Metadata-Version: 2.4
Name: gomokubench
Version: 0.1.0
Summary: Benchmark frontier LLMs against a search-powered Gomoku engine.
Author: Homer Quan
License-Expression: MIT
Project-URL: Homepage, https://github.com/homerquan/GomokuBench
Project-URL: Repository, https://github.com/homerquan/GomokuBench
Keywords: gomoku,benchmark,llm,alpha-beta,minimax,cli,research
Classifier: Development Status :: 3 - Alpha
Classifier: Intended Audience :: Developers
Classifier: Intended Audience :: Science/Research
Classifier: Programming Language :: Python :: 3
Classifier: Programming Language :: Python :: 3.9
Classifier: Programming Language :: Python :: 3.10
Classifier: Programming Language :: Python :: 3.11
Classifier: Programming Language :: Python :: 3.12
Classifier: Topic :: Scientific/Engineering :: Artificial Intelligence
Classifier: Topic :: Games/Entertainment :: Board Games
Requires-Python: >=3.9
Description-Content-Type: text/markdown
License-File: LICENSE
Requires-Dist: numpy
Dynamic: license-file

# GomokuBench

GomokuBench is a search-vs-LLM benchmark for AI companies, model builders, and researchers who want a clean, reproducible way to test whether a general-purpose model can outplay a classic board-game engine.

Until 2026.4.26, no LLM in this benchmark has beaten the AI powered by search algorithm.
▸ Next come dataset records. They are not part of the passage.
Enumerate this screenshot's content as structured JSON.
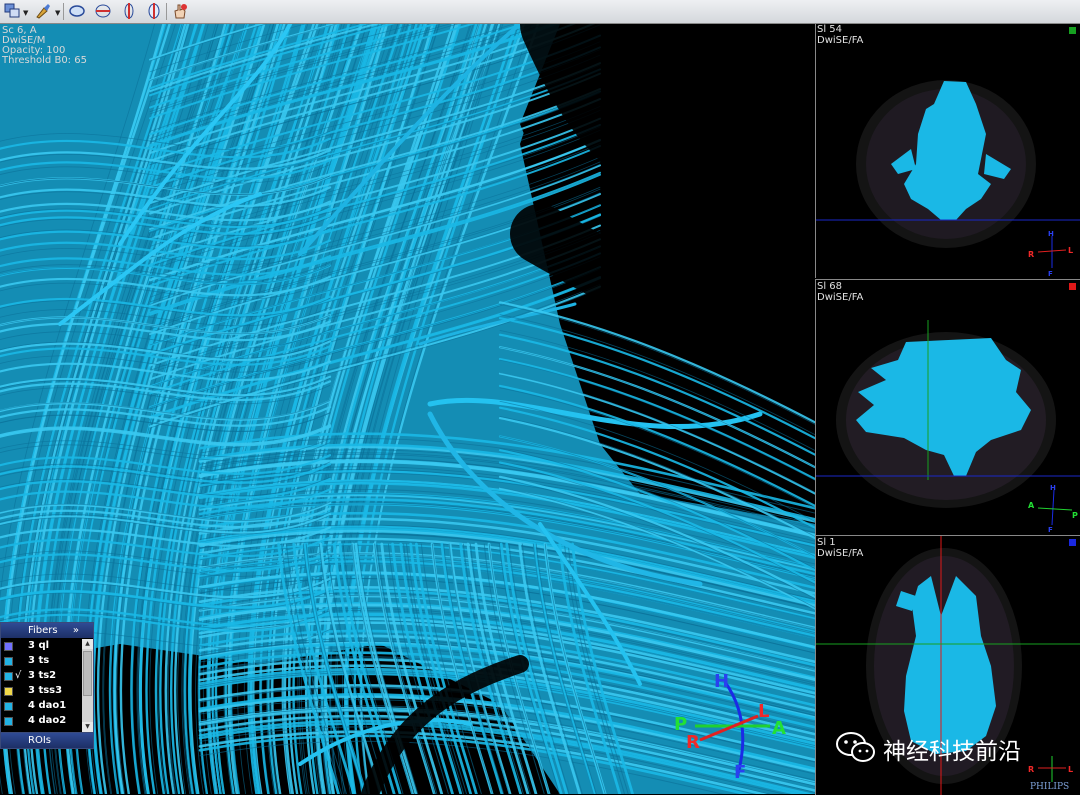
{
  "toolbar": {
    "icons": [
      "window-layout-icon",
      "paint-brush-icon",
      "ellipse-roi-icon",
      "plane-icon",
      "slice-cursor-icon",
      "rotate-icon",
      "hand-pointer-icon"
    ]
  },
  "main_view": {
    "overlay": {
      "line1": "Sc 6, A",
      "line2": "DwiSE/M",
      "line3": "Opacity: 100",
      "line4": "Threshold B0: 65"
    },
    "orientation": {
      "h": "H",
      "f": "F",
      "l": "L",
      "r": "R",
      "p": "P",
      "a": "A"
    },
    "fiber_color": "#1ab8e6"
  },
  "fibers_panel": {
    "title": "Fibers",
    "expand": "»",
    "items": [
      {
        "label": "3 ql",
        "checked": "",
        "color": "#7070ff"
      },
      {
        "label": "3 ts",
        "checked": "",
        "color": "#22b3e6"
      },
      {
        "label": "3 ts2",
        "checked": "√",
        "color": "#22b3e6"
      },
      {
        "label": "3 tss3",
        "checked": "",
        "color": "#f0d84a"
      },
      {
        "label": "4 dao1",
        "checked": "",
        "color": "#22b3e6"
      },
      {
        "label": "4 dao2",
        "checked": "",
        "color": "#22b3e6"
      }
    ]
  },
  "rois_panel": {
    "title": "ROIs"
  },
  "viewports": [
    {
      "slice": "Sl 54",
      "series": "DwiSE/FA",
      "marker_color": "#16a020",
      "orient": {
        "h": "H",
        "f": "F",
        "r": "R",
        "l": "L"
      }
    },
    {
      "slice": "Sl 68",
      "series": "DwiSE/FA",
      "marker_color": "#e01818",
      "orient": {
        "h": "H",
        "f": "F",
        "a": "A",
        "p": "P"
      }
    },
    {
      "slice": "Sl 1",
      "series": "DwiSE/FA",
      "marker_color": "#1a28e0",
      "orient": {
        "r": "R",
        "l": "L"
      }
    }
  ],
  "watermark": {
    "text": "神经科技前沿"
  },
  "brand": "PHILIPS"
}
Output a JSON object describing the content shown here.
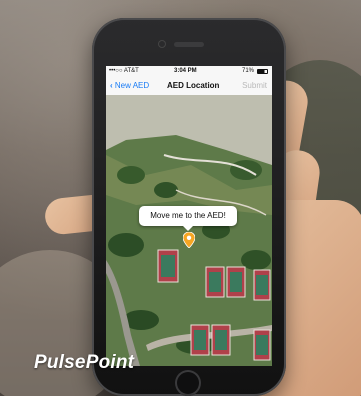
{
  "status_bar": {
    "carrier": "•••○○ AT&T",
    "time": "3:04 PM",
    "battery": "71%"
  },
  "nav": {
    "back_label": "New AED",
    "title": "AED Location",
    "submit_label": "Submit"
  },
  "map": {
    "callout_text": "Move me to the AED!",
    "pin_color": "#f5a623"
  },
  "brand": {
    "logo_text": "PulsePoint"
  },
  "colors": {
    "ios_blue": "#1a7cf5",
    "disabled_gray": "#b9b9b9",
    "court_red": "#b0414a"
  }
}
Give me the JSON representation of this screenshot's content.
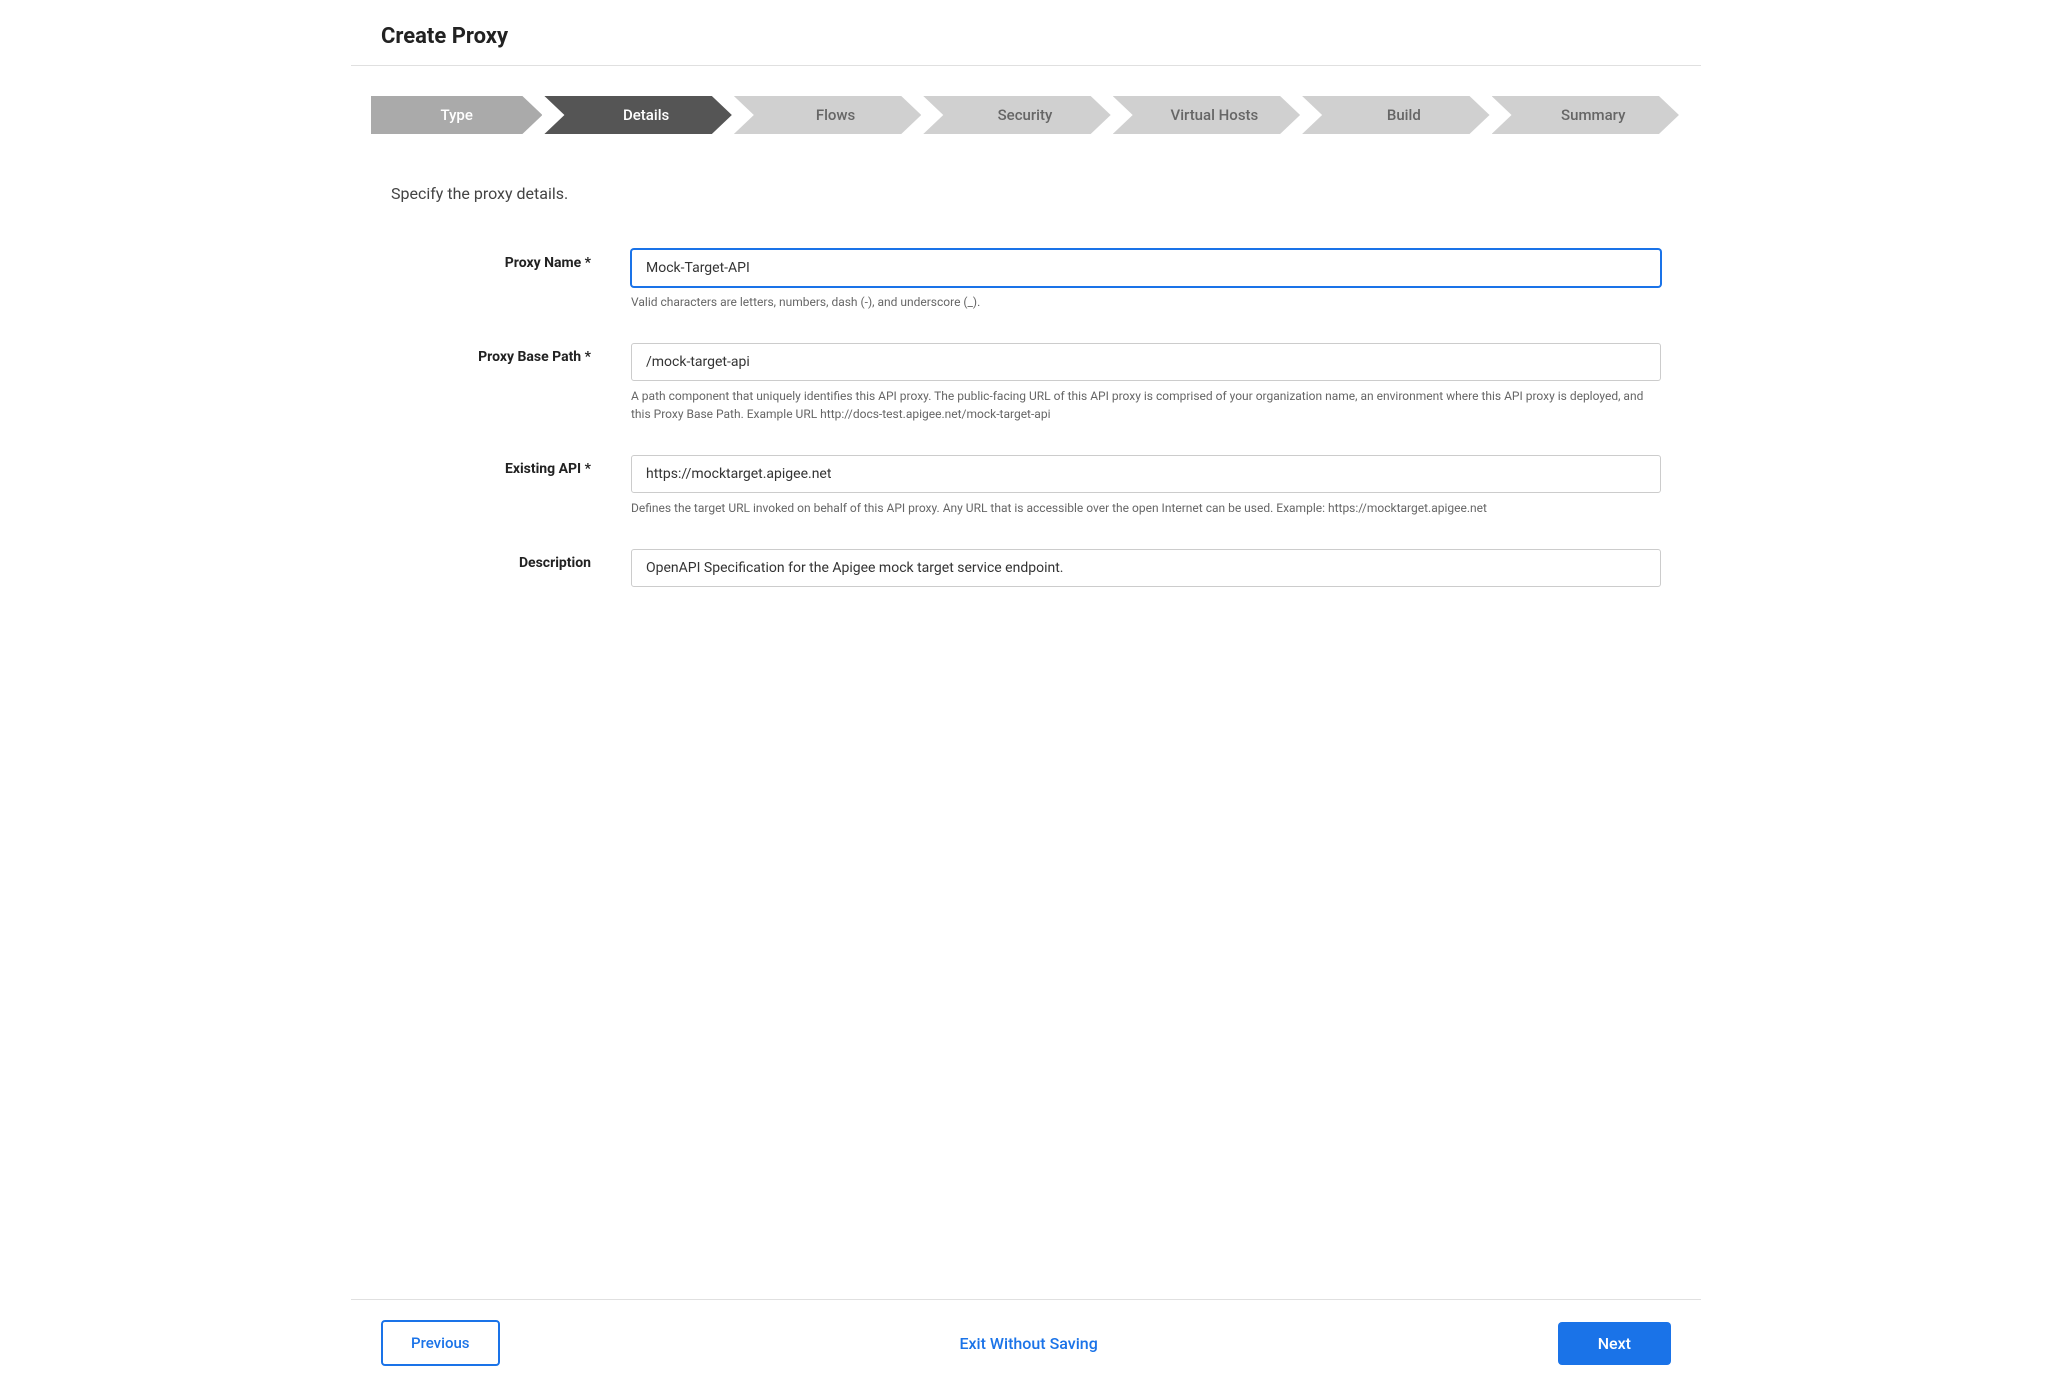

If you find one, please share it with us.

Built for rapid model plugging, head-to-head benchmarking, and plain-language inspection of every move. Author: **Homer Quan**. GitHub: [homerquan/GomokuBench](https://github.com/homerquan/GomokuBench).

## Requirements

- Python 3
- `numpy`

## Install

```bash
pip install gomokubench
```

Or install from source:

```bash
pip install .
```

## Play

```bash
gomoku play
```

Optional flags:

- `--player black|white`
- `--ai-first`

The CLI always uses a `19x19` board and AI search depth `2`.

Moves use `x,y` with 1-based coordinates, for example `10,10`.

## Benchmark

Run an LLM against the built-in alpha-beta AI:

```bash
gomoku benchmark --model nemotron-3-super -r 10
```

To watch the rounds play out in the console while benchmarking:

```bash
gomoku benchmark --model nemotron-3-super -r 10 -v
```

What this does:

- Loads the model config from `models/nemotron-3-super.json`
- Runs 10 rounds total
- Uses balanced starts: 5 rounds with the AI moving first and 5 rounds with the LLM moving first
- Always uses a `19x19` board
- Always uses AI search depth `2`
- `-v` prints each round, move, and board state in the console
- Saves the benchmark report to `benchmarks/nemotron-3-super.json`

The benchmark report is saved as JSON and includes the summary plus per-game move logs and final boards.

## Adding Models

This repo now includes a few example model configs in the `models/` folder.

You can add another model by creating a new JSON config that uses an OpenAI-compatible chat completions API format.

In general:

- add a new config file under `models/`
- point it at an OpenAI-compatible `baseURL`
- set the remote `model` name
- add any required API key env var to `.env`

Examples in this repo include Ollama-compatible, Hugging Face Router, and OpenRouter model configs.